Auch wenn Aktien im Vordergrund stehen, wollen wir nicht all jene Faktoren ausser Acht lassen, die Aktien direkt oder indirekt beeinflussen. Seien es die Wirtschaftslage, Zinsen oder weltpolitische Ereignisse.

Im Cash-Forum hat User TeeTasse83 in einem mittlerweile gelöschten (oder nicht mehr auffindbaren) Thread die Trendfolge gemäss Morning-Star angesprochen.

Nun, die einfachst mögliche Trendfolge Strategie richtet sich nach dem gleitenden Durchschnitt der letzten 200 Börsentage (GD200, etwa 1 Kalenderjahr), wobei die Theorie besagt, dass man bei einen Durchbrechen der GD200 nach oben kaufen, bei einem Durchbrechen nach unten verkaufen soll.

Betrachten wir dies anhand des SMI der letzten 18 Jahre und beobachten, wann wir damit wie gut (oder schlecht) gefahren wären.

Dabei habe ich Verkaufssignale mit rot, Kaufsignale mit grün und Fehlsignale violett markiert:

04.16.2015-15.44.png


(1)

Eine schlechte Zeit für Trendfolger: Das Ausstiegssignal erfolgte Ende 1998 beim Kurs von ca. 7200. Der ideale Ausstiegspunkt wäre allerdings 1200 Punkte höher, bei 8400 gelegen.
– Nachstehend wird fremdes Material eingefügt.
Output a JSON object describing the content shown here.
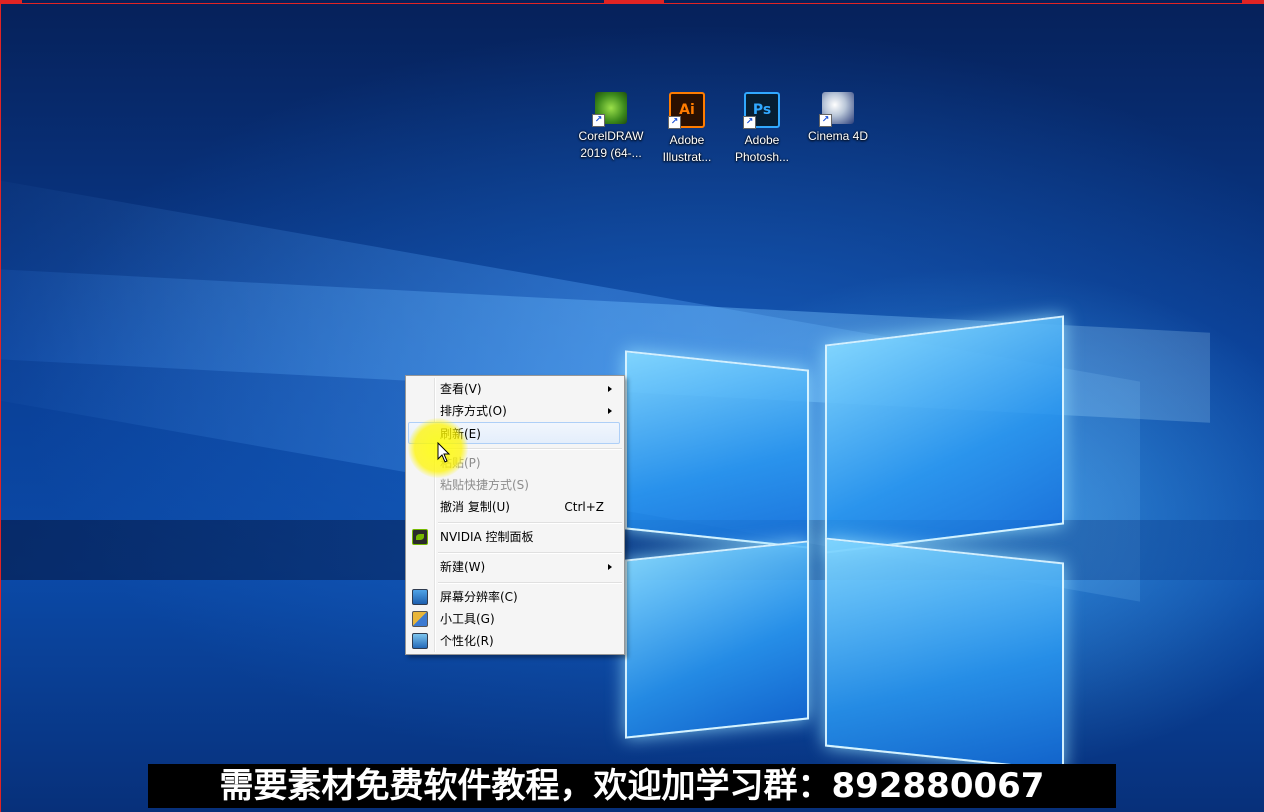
{
  "desktop": {
    "icons": [
      {
        "name": "coreldraw-icon",
        "label_line1": "CorelDRAW",
        "label_line2": "2019 (64-...",
        "glyph": "",
        "shortcut": "↗"
      },
      {
        "name": "illustrator-icon",
        "label_line1": "Adobe",
        "label_line2": "Illustrat...",
        "glyph": "Ai",
        "shortcut": "↗"
      },
      {
        "name": "photoshop-icon",
        "label_line1": "Adobe",
        "label_line2": "Photosh...",
        "glyph": "Ps",
        "shortcut": "↗"
      },
      {
        "name": "cinema4d-icon",
        "label_line1": "Cinema 4D",
        "label_line2": "",
        "glyph": "",
        "shortcut": "↗"
      }
    ]
  },
  "context_menu": {
    "items": [
      {
        "label": "查看(V)",
        "submenu": true
      },
      {
        "label": "排序方式(O)",
        "submenu": true
      },
      {
        "label": "刷新(E)",
        "highlighted": true
      },
      {
        "label": "粘贴(P)",
        "disabled": true
      },
      {
        "label": "粘贴快捷方式(S)",
        "disabled": true
      },
      {
        "label": "撤消 复制(U)",
        "shortcut": "Ctrl+Z"
      },
      {
        "label": "NVIDIA 控制面板",
        "icon": "nvidia-icon"
      },
      {
        "label": "新建(W)",
        "submenu": true
      },
      {
        "label": "屏幕分辨率(C)",
        "icon": "screen-resolution-icon"
      },
      {
        "label": "小工具(G)",
        "icon": "gadgets-icon"
      },
      {
        "label": "个性化(R)",
        "icon": "personalize-icon"
      }
    ]
  },
  "caption": {
    "text": "需要素材免费软件教程，欢迎加学习群：892880067"
  },
  "colors": {
    "recording_frame": "#e02424",
    "wallpaper_blue": "#0b4aa8",
    "menu_background": "#f5f5f5",
    "cursor_highlight": "#ffff00"
  }
}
Das Ausstiegssignal hat zwar vor dem Sturz auf 5100 bewahrt, aber wir kriegen um 7200 wieder einen Einstiegepunkt. Und in der Folge - das ganze Jahr 2000 lang - abwechselnd Ein- und Ausstiegssignale.

Wären wir diesen also konsequent gefolgt, hätten wir bei konstanter Kursdifferenz viel Geld für Trading-Gebühren verloren.

(2)

Das Verkaufssignal Anfang 2001 war einfach perfekt.

(3)

Klassisches Fehlsignal. Wir wären im Frühling 2002 bei etwa 6450 wieder eingestiegen, nur um einige Monate später bei 6300 wieder mit Verlust von 150 Punkten ausgestoppt zu werden. Frustrierend, sicher. Allerdings hat uns Signal (2) rund 1400 Punkte an Verlust gespart.

(4)

Ein guter, wenn auch nicht perfekter Einstiegspunkt bei 4700. Perfekt wäre der Einstieg bei 3700 gewesen, der just am 13. März 2013 stattfand. Jenem Tag, an dem die USA ihre Kriege gegen den Irak und Afghanistan begannen. Dennoch ein guter Einstieg, denn die nächste Herausforderung fand erst knapp 1000 Punkte höher statt.

(5)

Wieder ein klassisches Fehlsignal um 5600 Punkte Mitte bis Ende 2004. Abgesehen von Trading-Gebühren wohl ein Nullsummenspiel.

Schlussendlich aber ein sehr gute Kaufsignal bei 5600 in einen fast 2 Jahre lang währenden ungebremsten Aufwärtstrend.

(6)

Wieder ein Fehlsignal. Man hätte bei 7500 verkauft, um kurz darauf bei 7700 wieder nachzukaufen.

(7)

Der grösste Renner! Erfolgreicher Verkauf um 9000 Ende 2007 (= Platzen der Immobileinblase).

Wer hier in Cash gewesen wäre, hätte die ein Jahr später folgende Finanzkrise 1 gar nicht gross zu spüren gekriegt. Und somit auch nicht die Halbierung der Aktienpreise innerhalb der folgenden 15 Monate.

(8)

Ein recht guter Wiedereinstieg bei 5400, obschon der untere Wendepunkt von 4300 natürlich weitaus profitabler gewesen wäre.

(9)

Ausstieg, Einstieg, Ausstieg, Einstieg, Ausstieg, Einstieg ... Hallo? Was soll's denn sein? Hiiiiiiilllfeeeee!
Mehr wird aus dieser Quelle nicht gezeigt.